The Terps saw some of what this tandem was able to do last season in the opening contest against George Mason. They combined for six goals in that game, the same they accrued in Sunday’s 15-13 loss to the No. 21 Nittany Lions.
In Maryland’s match against the Patriots, Catie put away a team-high four goals and Libby notched her first two career scores. When the pair came up against Penn State, their developed on-field connection was obvious as they linked up on two back-to-back goals.
“It feels great, I’m so proud of how hard she works and being able to put it together on the field just makes me happy,” Catie said.

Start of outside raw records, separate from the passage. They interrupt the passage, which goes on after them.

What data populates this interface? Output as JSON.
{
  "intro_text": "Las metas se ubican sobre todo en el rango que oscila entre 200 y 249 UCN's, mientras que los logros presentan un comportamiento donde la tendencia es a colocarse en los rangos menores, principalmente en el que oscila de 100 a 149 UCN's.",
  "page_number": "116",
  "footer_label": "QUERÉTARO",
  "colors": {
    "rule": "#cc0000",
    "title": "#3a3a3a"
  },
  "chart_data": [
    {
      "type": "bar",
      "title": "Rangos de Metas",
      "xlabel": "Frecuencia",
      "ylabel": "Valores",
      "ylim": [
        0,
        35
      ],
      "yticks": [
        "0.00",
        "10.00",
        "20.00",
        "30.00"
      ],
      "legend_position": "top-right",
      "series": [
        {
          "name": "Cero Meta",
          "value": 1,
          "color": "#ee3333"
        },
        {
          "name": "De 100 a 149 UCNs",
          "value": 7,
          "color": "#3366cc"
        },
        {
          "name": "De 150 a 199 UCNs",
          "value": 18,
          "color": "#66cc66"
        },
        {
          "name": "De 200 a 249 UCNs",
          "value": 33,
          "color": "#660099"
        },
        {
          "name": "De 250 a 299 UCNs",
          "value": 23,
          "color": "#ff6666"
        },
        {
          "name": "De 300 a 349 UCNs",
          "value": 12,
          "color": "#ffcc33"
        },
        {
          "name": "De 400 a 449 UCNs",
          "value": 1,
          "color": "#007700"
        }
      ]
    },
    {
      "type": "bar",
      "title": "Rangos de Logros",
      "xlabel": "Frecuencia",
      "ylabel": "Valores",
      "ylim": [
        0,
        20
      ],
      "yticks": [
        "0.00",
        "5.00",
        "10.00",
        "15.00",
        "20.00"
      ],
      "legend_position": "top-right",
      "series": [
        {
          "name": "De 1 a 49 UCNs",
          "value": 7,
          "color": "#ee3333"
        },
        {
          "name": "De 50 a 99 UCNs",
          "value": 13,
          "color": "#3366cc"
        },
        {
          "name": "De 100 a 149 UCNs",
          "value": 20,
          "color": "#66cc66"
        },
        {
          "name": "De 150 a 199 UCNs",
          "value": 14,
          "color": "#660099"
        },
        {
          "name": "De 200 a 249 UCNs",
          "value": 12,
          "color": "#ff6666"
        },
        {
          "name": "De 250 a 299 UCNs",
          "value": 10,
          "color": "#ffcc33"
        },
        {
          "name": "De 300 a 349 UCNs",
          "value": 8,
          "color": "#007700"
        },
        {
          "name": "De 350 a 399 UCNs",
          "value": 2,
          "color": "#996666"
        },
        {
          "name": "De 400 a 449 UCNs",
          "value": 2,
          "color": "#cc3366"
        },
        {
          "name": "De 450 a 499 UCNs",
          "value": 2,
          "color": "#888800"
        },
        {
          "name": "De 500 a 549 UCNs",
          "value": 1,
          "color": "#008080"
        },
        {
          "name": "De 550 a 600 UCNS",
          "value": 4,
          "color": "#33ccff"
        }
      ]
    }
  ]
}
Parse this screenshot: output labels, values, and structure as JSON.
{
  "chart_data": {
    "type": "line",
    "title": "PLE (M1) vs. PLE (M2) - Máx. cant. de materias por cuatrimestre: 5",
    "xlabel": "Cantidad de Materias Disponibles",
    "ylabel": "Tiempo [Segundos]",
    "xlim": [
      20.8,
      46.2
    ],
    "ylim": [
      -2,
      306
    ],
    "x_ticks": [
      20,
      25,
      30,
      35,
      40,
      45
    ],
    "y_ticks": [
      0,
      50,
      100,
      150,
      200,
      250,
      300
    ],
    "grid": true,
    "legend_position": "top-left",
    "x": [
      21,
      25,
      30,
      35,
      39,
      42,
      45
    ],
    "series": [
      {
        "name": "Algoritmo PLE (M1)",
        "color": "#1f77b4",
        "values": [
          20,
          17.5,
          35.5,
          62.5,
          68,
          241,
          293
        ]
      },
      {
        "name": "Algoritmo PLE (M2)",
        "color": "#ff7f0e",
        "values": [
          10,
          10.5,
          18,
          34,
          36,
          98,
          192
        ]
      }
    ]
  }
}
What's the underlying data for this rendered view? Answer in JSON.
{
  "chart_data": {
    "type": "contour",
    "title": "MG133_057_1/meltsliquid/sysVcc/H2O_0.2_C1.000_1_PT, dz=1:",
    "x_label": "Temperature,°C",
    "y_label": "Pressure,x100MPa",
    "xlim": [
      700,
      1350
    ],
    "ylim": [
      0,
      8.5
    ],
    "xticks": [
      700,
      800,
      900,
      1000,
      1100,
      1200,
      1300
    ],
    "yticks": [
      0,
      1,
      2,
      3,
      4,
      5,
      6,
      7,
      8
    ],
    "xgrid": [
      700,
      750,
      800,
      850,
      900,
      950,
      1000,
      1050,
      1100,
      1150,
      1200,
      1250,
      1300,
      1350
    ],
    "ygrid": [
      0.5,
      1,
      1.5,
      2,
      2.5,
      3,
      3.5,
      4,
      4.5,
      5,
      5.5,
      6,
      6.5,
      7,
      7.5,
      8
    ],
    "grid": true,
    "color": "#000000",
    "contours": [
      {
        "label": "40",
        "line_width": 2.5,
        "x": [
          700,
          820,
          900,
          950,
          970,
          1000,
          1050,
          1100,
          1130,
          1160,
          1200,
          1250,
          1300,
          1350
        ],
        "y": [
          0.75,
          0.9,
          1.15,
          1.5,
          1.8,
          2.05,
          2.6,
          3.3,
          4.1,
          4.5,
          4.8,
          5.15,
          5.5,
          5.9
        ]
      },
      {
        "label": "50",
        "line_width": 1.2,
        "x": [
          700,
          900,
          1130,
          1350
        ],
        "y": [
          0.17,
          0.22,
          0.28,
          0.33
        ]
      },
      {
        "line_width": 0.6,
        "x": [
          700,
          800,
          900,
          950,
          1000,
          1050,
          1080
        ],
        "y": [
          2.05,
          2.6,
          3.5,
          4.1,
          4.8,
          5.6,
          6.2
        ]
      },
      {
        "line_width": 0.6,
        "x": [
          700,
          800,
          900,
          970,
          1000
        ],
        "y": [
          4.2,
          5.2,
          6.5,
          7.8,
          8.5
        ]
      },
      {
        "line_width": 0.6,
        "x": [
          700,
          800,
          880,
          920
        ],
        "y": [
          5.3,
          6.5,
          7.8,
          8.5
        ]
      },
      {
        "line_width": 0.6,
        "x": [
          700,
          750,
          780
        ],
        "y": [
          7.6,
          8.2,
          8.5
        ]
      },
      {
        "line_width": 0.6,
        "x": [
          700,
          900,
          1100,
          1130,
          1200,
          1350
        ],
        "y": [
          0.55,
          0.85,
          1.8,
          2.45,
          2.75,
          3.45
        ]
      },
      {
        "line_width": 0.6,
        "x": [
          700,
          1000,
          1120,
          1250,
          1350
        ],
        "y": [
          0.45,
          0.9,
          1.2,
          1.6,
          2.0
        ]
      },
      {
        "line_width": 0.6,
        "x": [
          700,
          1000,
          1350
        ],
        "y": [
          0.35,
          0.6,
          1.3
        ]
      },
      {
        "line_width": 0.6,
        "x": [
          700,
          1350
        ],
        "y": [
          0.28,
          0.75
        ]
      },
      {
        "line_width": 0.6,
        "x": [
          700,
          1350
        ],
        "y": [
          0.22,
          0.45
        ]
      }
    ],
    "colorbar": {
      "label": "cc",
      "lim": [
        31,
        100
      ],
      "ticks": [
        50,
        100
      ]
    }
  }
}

The sisters never played on the same high school squad, as Catie attended McDonogh School and Libby attended Hereford High School. But the COVID-19 pandemic offered an opportunity for the duo to get unique practice time together.
With most of the team separated during quarantine in 2020, many Maryland players had to workout and train on their own. But the Mays had the chance to work together to stay match fit and improve in a time when most weren’t able.
“We would work a lot together when we were in quarantine, going up to our local turf and just working on those feeds inside,” Libby said. “I really like getting the chance to play with her. She’s so encouraging and supportive. And she’s always telling me, in a good way, what to do.”
This level of play is a welcome sight for the Terps as they continue to look for a strong offensive identity, even as they continue developing their core of more inexperienced players.
“We had a lot of scorers … on 13 goals,” coach Cathy Reese said. “A lot of these … names that you’re seeing out there … are first year players. Our team is young, our offense is out there. We’re just working on playing together.”
The Mays were able to spark the attack and keep Maryland in the game until the final minutes of the match, but Reese said team shooting needs to improve. Her squad shot .342 on the day, which she said was not good enough.
Despite the win column remaining empty after the inaugural game of the season for the first time since 2006, the May sisters — and the Terps at large — said they are happy to be playing on a competitive level once again.
“I would think about being back on the field every single day [during quarantine],” Libby May said. “It was just really nice to get back to playing with my teammates and getting a chance to compete.”